Model names may also look different from Ollama tags. For example, an oMLX model
loaded from a local Hugging Face cache may use a name such as
mlx-community--gemma-4-12B-it-qat-4bit; enter the exact model id exposed by
GET /v1/models.
If your OpenAI-compatible endpoint requires authentication, fill in the optional API key field in Truly's Options page. The key is stored locally in Chrome extension storage and is sent as a Bearer token only to OpenAI-compatible requests. It is not included in Truly's copyable diagnostics.
If you are running Truly from source or helping debug an authenticated endpoint, you can run a live API-key smoke test:
TRULY_SMOKE_OPENAI_ENDPOINT=http://host:8000/v1 \
TRULY_SMOKE_OPENAI_MODEL=model-name \
TRULY_SMOKE_OPENAI_API_KEY=secret \
npm run smoke:openai-api-keyDo not expose a raw model server to the public internet.

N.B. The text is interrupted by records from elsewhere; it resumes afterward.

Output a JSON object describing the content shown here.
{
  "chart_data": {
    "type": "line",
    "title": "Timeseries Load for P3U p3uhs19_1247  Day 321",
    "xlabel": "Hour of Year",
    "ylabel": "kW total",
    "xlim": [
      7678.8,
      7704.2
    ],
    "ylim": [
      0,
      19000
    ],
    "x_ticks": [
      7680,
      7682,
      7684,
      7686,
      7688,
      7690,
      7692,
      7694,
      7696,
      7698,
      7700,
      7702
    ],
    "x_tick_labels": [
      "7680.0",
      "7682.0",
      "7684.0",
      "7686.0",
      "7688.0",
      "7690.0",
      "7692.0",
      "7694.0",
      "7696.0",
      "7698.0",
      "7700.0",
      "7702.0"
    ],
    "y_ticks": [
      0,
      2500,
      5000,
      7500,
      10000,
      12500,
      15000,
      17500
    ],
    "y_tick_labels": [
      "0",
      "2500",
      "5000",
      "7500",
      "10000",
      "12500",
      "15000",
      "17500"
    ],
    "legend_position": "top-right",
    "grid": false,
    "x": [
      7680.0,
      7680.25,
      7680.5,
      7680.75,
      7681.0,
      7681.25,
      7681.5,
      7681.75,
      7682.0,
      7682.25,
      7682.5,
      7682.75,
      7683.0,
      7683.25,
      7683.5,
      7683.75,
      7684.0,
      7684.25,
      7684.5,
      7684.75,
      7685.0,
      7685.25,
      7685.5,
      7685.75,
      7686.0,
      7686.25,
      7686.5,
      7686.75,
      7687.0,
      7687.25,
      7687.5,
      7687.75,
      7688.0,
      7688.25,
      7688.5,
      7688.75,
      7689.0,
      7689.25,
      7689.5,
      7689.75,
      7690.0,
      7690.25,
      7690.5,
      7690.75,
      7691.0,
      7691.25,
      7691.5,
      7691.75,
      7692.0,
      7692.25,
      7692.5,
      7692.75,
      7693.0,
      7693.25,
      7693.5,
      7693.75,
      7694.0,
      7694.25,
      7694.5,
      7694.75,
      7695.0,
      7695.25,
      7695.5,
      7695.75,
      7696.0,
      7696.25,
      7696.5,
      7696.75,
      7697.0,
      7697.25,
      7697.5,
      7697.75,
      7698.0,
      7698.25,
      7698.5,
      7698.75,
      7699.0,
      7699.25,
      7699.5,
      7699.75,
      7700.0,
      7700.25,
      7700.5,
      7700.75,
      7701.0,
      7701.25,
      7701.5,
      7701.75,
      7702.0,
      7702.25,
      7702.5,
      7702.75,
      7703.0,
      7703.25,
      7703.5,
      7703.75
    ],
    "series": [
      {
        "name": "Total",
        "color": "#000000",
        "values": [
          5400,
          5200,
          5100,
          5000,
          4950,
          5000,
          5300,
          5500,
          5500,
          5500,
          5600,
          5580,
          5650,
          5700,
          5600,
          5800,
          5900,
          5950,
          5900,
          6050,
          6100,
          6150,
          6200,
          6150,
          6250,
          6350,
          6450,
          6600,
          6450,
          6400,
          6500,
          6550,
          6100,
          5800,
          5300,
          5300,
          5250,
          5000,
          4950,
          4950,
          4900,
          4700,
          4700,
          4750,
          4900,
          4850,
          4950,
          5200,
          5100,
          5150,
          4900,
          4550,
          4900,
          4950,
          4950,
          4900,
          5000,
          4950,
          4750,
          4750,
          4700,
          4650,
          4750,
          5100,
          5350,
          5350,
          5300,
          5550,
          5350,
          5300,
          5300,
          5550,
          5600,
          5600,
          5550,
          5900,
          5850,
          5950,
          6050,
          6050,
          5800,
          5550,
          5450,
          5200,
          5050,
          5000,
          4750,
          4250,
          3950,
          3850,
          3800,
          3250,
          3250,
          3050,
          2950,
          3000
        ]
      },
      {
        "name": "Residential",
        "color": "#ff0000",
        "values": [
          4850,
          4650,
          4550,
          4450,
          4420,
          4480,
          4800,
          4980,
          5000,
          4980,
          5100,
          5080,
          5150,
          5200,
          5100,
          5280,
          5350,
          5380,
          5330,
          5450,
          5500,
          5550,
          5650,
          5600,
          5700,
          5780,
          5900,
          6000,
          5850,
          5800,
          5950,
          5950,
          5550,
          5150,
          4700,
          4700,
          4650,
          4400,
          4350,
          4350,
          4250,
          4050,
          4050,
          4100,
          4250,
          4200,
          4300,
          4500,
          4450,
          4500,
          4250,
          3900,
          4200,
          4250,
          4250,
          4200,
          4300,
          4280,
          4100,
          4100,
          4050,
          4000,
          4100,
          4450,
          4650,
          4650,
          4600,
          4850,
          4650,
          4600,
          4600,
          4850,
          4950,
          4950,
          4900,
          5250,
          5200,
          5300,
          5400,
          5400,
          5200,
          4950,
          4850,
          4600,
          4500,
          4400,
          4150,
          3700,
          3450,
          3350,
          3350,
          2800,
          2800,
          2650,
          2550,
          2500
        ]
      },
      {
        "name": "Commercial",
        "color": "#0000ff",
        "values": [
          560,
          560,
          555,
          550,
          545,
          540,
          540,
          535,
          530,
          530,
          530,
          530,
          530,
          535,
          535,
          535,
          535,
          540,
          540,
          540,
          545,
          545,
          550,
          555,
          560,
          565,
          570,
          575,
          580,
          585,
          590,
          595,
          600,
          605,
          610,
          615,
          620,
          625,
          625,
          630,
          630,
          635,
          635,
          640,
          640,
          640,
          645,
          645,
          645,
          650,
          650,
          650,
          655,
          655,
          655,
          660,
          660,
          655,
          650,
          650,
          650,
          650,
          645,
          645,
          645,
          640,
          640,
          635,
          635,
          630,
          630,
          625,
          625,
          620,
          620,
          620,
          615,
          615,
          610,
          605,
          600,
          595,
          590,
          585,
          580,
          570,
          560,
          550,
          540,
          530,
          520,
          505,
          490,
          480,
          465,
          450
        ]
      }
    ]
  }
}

Do not put secrets in the endpoint URL. Avoid logging full prompts or images on shared model servers.
Useful references:
- vLLM OpenAI-compatible server, structured outputs, and multimodal inputs.
- Chrome extension cross-origin requests and Private Network Access preflight.
| Symptom | Likely cause | What to try |
|---|---|---|
| Truly cannot reach Ollama | Ollama is running, but Chrome extension requests are blocked by CORS. | Set OLLAMA_ORIGINS=chrome-extension://*, restart Ollama, then use Test and Save again. |
LAN endpoint works with curl, but Chrome still fails |
Chrome Private Network Access or extension host permission is blocking the request. | Use localhost when possible. For LAN servers, confirm the proxy answers PNA preflight and allow Chrome's local-network permission when prompted. |
.local hostname is slow or unreliable |
The network may advertise IPv6 for .local even when that route is not usable. |
Try the machine's direct LAN IPv4 address. |
| Model responded, but output format was wrong | The endpoint is reachable, but the model did not follow Truly's response contract. | Use a larger model, disable fast numeric output for reading hints, or choose a server mode with stronger structured-output support. |
| Text summaries work, but image explanations are missing | The selected model or endpoint is text-only. | Choose a vision-capable model and run Test and Save again. |
| First request is slow after idle time | The model was unloaded from memory. | For Ollama, set OLLAMA_KEEP_ALIVE=-1, 1h, or another keep-alive value that fits your memory budget. |
Local single-stream decoding speed is usually bound by memory bandwidth, not only compute. Smaller models respond faster but make more formatting and reasoning mistakes. Larger models are more useful for deep reading, but they can take noticeably longer.
For a first preview setup:
- Try Gemini Nano if Chrome reports it is available.
- Use
gemma4:e4bwhen you need local Ollama support on a smaller machine. - Move to
gemma4:12bor another 12B-class model when you want better quality and can tolerate slower responses.